In 2001, Andre Levy and Mairade Kelly Levy set out to do something that the Irish drinks industry had not done before. Not to make another whiskey. Not to build another brand. To change the story that the Irish were telling about themselves — and to do so through the product the Irish had given the world. Whiskey. Not whisky. Whiskey, which Ireland had been making long before Scotland adopted the craft and eventually overshadowed it.
Irish whiskey had once been the dominant spirit. Before history intervened — trade wars, prohibition, political disruption — it was the preferred choice across the English-speaking world, admired for its character and refinement. Scotch was the late arrival. Then the late arrival became the category leader, and Irish whiskey survived in reduced form, its identity stripped away, concentrated in the hands of a French conglomerate selling a brand named after a Scotsman.
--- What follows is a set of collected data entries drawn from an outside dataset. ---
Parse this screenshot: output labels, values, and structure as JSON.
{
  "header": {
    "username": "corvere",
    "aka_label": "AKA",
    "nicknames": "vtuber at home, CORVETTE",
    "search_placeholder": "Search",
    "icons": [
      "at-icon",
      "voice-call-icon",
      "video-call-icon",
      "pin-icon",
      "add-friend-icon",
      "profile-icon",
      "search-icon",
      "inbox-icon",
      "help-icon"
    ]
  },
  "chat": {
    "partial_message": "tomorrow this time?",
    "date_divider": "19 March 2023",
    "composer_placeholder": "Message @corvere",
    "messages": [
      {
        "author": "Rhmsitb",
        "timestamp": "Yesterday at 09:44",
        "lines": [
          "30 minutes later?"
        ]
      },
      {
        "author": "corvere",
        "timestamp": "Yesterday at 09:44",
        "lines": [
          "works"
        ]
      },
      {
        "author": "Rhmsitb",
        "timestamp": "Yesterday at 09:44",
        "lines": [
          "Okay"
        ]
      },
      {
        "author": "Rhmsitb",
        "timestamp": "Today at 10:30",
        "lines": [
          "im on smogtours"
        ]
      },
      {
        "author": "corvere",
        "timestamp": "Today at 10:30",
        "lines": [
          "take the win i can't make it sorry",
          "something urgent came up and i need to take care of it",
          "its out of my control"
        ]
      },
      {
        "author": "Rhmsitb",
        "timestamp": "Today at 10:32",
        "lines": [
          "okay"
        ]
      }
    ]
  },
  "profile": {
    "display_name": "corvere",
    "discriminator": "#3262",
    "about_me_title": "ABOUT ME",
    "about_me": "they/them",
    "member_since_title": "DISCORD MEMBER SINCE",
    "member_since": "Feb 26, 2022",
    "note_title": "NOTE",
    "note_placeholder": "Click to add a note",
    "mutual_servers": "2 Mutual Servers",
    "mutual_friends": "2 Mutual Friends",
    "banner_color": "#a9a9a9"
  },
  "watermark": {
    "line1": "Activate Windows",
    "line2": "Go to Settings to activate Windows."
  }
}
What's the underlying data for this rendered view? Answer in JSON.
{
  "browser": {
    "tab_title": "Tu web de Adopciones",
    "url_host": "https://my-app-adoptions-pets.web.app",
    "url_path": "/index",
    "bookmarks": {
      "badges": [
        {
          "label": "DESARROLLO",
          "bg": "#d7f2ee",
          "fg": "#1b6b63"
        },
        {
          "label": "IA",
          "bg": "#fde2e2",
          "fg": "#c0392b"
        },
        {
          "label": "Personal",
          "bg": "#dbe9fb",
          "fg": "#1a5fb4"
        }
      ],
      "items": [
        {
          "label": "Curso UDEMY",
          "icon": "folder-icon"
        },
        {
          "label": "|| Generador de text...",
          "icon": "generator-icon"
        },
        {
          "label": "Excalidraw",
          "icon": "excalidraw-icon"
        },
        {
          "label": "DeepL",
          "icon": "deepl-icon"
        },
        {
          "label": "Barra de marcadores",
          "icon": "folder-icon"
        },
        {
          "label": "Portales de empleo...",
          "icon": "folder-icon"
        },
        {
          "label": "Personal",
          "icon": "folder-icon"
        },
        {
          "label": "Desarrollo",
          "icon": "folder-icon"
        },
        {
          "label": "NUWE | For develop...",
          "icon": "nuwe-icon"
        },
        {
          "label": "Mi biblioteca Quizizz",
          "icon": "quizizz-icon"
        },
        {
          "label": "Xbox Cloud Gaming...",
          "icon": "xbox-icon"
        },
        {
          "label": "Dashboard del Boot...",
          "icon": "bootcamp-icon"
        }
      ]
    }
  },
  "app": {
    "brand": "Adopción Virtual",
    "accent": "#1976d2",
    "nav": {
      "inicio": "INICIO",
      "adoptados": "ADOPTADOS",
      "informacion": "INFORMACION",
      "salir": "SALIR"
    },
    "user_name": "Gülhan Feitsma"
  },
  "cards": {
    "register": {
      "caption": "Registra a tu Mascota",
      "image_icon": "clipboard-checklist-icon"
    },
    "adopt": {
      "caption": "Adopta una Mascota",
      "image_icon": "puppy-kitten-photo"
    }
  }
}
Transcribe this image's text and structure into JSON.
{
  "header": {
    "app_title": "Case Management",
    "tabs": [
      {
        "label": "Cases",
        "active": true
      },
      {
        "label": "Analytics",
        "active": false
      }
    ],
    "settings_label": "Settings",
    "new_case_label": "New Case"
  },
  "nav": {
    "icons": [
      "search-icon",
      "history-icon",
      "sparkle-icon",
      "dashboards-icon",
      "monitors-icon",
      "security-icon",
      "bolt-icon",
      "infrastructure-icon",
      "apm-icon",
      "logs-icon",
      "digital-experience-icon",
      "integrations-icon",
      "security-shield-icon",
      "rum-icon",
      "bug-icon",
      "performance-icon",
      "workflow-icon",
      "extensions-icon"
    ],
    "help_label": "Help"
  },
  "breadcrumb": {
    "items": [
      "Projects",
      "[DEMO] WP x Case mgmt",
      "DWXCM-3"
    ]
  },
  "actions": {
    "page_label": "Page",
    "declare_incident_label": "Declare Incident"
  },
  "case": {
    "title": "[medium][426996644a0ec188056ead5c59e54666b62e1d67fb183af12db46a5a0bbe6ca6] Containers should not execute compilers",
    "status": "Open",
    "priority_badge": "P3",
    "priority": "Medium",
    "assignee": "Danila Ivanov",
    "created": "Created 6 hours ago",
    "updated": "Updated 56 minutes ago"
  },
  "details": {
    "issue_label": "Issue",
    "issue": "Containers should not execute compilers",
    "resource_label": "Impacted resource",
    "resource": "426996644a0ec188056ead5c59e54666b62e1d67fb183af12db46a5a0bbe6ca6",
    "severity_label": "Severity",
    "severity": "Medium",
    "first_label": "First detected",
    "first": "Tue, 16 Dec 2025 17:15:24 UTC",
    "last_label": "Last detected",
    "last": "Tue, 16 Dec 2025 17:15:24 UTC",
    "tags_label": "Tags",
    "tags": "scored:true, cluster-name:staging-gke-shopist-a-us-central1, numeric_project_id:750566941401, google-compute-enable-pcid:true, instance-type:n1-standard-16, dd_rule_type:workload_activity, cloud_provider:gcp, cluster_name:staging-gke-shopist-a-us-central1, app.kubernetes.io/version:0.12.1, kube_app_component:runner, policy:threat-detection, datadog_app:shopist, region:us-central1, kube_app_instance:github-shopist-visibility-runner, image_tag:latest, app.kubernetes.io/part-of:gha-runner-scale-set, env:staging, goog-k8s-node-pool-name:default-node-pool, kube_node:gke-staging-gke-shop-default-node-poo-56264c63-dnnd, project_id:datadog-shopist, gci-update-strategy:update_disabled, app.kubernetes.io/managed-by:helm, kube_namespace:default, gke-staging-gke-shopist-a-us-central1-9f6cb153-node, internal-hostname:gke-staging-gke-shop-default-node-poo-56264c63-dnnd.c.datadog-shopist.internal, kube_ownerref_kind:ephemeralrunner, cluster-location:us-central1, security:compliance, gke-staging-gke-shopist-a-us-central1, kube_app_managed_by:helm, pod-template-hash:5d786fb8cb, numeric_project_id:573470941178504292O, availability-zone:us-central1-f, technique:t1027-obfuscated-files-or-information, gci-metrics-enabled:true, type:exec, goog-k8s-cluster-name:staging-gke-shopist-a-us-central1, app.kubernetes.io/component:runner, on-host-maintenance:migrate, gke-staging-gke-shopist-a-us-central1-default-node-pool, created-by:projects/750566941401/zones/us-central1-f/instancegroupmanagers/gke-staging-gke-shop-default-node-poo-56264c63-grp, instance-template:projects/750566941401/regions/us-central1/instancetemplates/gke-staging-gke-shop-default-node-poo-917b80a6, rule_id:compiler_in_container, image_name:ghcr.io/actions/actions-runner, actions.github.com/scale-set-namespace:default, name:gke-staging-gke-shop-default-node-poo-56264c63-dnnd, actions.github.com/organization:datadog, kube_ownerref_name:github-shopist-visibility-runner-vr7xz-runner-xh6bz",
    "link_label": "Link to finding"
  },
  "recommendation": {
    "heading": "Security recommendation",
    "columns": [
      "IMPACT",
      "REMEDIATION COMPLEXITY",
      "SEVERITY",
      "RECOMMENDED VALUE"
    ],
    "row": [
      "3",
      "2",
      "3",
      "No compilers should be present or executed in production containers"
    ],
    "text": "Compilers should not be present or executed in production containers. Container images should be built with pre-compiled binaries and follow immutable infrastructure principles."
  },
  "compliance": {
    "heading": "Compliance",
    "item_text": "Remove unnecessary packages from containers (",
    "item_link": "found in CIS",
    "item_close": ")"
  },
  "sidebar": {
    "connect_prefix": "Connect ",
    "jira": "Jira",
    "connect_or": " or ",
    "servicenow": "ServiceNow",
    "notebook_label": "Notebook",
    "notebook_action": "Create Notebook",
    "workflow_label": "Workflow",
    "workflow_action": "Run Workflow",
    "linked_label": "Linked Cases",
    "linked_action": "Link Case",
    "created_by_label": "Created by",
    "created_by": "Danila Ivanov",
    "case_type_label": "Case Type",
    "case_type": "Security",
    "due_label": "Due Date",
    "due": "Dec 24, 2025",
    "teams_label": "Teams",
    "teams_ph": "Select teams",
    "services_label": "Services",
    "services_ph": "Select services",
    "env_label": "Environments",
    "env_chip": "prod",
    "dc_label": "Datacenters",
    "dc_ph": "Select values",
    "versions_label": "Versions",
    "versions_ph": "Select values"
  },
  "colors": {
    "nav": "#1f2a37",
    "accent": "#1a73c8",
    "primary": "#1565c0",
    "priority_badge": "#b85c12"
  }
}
When Andre and Mairade arrived in 2001, Irish whiskey was being marketed as the ingredient that went into Irish coffee. No individuality. No depth. No pride in the history, the story, or the extraordinary achievements of the people who had made it. The category had no understanding of, and no interest in, the fact that the Irish had once led the world in whiskey — or that the Irish diaspora scattered across five continents were among the most remarkable people in the history of the world.
The Wild Geese was born from a different understanding. It was born from Mairade’s pride in her Irish heritage and the conviction that the real story deserved to be told — to the Irish themselves, to the diaspora around the world, and to anyone who loved Irish whiskey and had been given only a fraction of the truth about what they were drinking. They created the first premium and super-premium Irish whiskey collection, changing forever how Irish whiskey was seen and sold.
Two people, one dream, and a whiskey named for the men and women who refused to stay defeated.